Every person is living on a spectrum of health and care needs:
The overall objective of healthcare services is to keep people at the left side of the spectrum for as long as possible. However, without any intervention, the aging population will accelerate to the right-hand side. Viewing health and social care as one entity enables all providers to see a person as a whole, with touchpoints in multiple services. To bring all these different elements together will require planning and innovation, and one way to connect these in a meaningful way is through technology.

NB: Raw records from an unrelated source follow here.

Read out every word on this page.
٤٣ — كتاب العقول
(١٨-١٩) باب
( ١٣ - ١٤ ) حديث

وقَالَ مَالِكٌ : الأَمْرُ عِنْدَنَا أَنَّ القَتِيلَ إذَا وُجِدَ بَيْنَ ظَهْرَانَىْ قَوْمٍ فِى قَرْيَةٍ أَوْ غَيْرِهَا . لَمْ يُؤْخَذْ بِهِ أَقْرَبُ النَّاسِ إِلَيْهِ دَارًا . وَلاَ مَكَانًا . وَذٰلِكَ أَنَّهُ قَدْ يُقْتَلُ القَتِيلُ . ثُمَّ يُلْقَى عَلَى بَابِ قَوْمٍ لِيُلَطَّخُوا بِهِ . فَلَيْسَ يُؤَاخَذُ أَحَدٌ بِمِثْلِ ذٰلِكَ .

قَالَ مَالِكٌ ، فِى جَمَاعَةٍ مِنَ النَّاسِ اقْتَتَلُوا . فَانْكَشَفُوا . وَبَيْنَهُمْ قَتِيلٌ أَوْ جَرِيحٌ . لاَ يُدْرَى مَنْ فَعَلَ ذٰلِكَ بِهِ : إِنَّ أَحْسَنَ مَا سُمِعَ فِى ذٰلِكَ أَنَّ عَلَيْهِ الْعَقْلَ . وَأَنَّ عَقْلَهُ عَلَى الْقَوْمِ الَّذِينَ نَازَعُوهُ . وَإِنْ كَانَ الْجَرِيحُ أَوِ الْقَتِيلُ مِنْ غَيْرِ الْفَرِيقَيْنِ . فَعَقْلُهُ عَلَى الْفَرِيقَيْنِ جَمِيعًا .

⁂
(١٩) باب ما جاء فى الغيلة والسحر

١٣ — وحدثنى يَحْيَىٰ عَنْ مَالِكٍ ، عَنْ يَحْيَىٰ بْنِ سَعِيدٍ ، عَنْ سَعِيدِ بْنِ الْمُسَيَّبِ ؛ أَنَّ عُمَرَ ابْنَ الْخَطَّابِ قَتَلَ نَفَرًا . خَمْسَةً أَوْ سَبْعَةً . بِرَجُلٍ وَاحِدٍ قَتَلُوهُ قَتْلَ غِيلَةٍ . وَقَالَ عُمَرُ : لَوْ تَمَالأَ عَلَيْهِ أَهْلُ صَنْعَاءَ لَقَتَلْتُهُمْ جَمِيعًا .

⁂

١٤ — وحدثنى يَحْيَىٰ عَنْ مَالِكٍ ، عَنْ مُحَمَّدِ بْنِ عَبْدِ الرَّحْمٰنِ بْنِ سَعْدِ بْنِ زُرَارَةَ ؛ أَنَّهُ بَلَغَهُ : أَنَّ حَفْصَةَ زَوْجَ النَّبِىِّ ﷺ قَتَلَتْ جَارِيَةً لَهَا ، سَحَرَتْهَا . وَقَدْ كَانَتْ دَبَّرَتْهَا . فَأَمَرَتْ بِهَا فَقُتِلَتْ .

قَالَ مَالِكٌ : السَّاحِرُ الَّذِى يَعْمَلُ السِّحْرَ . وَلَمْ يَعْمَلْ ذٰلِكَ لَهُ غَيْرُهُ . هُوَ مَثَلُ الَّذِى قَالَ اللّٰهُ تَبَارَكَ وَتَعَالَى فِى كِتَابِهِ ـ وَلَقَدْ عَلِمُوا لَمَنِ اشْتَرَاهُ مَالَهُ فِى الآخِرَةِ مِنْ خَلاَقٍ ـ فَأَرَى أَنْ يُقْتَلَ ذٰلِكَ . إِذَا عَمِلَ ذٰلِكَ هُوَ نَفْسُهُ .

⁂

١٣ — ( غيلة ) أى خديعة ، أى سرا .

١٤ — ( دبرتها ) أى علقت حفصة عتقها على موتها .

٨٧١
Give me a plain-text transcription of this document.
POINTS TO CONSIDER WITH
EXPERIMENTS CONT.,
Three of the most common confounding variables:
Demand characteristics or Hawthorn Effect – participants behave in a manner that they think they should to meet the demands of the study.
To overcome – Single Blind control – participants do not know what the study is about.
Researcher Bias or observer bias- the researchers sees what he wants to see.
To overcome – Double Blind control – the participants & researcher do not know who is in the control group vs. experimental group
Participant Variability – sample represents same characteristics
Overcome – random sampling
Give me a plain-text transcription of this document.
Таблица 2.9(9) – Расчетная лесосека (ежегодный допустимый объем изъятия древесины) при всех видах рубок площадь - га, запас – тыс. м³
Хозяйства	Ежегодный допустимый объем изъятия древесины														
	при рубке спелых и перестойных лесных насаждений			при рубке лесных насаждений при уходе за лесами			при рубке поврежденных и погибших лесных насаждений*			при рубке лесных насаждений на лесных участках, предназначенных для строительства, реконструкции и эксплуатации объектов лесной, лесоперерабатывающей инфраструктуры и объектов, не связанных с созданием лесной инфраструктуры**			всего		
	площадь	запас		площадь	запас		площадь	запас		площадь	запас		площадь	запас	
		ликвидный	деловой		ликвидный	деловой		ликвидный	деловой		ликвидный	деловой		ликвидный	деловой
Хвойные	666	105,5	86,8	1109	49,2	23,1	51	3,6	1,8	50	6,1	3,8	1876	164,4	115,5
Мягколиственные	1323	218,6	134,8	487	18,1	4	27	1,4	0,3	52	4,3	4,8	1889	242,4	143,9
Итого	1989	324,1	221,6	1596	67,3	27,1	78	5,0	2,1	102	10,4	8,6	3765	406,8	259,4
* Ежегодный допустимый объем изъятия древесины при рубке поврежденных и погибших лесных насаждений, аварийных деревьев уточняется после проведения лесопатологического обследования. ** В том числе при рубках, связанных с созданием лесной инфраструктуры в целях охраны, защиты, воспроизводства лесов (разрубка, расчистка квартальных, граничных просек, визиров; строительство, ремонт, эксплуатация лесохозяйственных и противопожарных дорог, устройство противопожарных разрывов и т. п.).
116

Technology has the potential to radically change our approach to health and social care, enabling more care to be delivered in the community by managing risks in the home and on the move. It can empower people to manage their own health and help clinicians to manage caseloads and avoid more complex interventions by identifying exacerbations at an early stage. It can even help to reduce loneliness and improve emotional wellbeing.
Connected healthcare offers the opportunity to not only reduce pressure on both health and social care, but also improve quality of life for older and vulnerable people. In the case of Mr Rogers, having a package of care at home including either telehealth or telecare could facilitate early discharge, even prevent admission entirely. The technology already exists, what is required is the will and the vision to change our approach, using technology to support, not replace, the vital human touch, and help us to do things better.